Variante durch den Graben N von Usser Bällen: Einfahrt von SE und Abfahrt zwischen Bändern hindurch hinunter. Abklettern über 2 niedrige Felsstufen (I) und auf Gras- und Schrofenbändern ausgesetzt nach NW zu einer bewaldeten Rippe. Über diese steil hinab, nach SE zurück in die Mulde unter der abschliessenden Felswand und Abfahrt durch diese und über Weide hinunter nach Schlipfwengen (1520m), 30min, S, T5 (Verhauer, nicht lohnend).

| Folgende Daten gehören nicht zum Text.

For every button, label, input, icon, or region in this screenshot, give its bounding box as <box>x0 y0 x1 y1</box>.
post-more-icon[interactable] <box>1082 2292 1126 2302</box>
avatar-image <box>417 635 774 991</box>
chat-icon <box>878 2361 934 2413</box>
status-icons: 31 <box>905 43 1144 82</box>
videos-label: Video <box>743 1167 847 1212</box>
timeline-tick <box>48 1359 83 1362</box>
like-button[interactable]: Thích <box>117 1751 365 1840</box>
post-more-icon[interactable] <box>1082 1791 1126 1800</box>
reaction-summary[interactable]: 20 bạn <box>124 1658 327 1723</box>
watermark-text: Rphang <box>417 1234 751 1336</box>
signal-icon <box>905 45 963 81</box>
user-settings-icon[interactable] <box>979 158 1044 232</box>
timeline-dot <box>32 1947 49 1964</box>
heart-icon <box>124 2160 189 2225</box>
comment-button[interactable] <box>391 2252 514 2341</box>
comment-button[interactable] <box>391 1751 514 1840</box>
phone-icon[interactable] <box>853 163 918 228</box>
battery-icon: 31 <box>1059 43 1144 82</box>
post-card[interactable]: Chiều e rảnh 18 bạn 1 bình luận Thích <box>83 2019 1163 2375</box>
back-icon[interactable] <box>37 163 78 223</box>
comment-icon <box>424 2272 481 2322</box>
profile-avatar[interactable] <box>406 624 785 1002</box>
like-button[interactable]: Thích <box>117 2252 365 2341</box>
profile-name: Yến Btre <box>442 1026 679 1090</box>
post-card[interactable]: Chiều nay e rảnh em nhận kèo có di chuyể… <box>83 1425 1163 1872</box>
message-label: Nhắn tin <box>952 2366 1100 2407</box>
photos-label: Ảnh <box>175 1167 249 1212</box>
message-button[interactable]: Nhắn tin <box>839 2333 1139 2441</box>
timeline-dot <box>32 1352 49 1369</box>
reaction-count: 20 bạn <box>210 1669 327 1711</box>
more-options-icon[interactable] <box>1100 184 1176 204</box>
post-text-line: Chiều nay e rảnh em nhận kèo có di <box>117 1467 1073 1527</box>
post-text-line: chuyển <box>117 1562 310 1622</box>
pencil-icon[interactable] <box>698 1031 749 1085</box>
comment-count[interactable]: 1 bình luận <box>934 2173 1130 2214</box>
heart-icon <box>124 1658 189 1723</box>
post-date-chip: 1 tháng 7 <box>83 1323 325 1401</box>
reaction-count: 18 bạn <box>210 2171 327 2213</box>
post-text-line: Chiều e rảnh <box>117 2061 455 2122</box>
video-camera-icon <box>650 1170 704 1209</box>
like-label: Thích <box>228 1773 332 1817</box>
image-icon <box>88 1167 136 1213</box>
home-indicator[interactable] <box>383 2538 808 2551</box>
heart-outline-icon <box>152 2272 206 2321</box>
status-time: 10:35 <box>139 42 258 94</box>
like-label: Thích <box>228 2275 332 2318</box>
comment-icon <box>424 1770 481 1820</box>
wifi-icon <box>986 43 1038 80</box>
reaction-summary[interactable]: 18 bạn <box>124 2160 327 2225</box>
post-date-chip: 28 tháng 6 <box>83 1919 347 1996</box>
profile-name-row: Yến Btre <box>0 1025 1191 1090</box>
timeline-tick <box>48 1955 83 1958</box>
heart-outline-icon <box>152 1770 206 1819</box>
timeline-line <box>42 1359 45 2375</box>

Insgesamt 6h 15min bis 7h 30min.

Verhältnisse: bei kammnah böigem W-Wind und milden Temperaturen bewölkt mit Aufhellungen. Beim Aufstieg zusammenhängende Schneedecke ab ca. 2000m, bei der Abfahrt bis  ca. 1600m. Angefrorene durchfeuchtete Unterlage mit Trittkonsistenz bei den Aufstiegen, und oben harter und griffiger Oberfläche sowie unten Sulz oder zuletzt Nasschnee bei den Abfahrten. Aufstieg Nideri Sulegg grösstenteils zu Fuss, z.T. mit Pickel und Steigeisen, zweimal kurz mit Ski (zu steil). Aufstieg Höji Sulegg mit Ski bis ca. 2000m, dann mit Steigeisen. Aufstieg Bällehöchst mit Ski.

Material: Helm, Pickel und Steigeisen zu üblicher Skitourenausrüstung.

Fahrplan: 6.30 Start, 9.30 Nideri Sulegg, 11.15 Höji Sulegg, 12.15 Bällehöchst, 14 Uhr retour.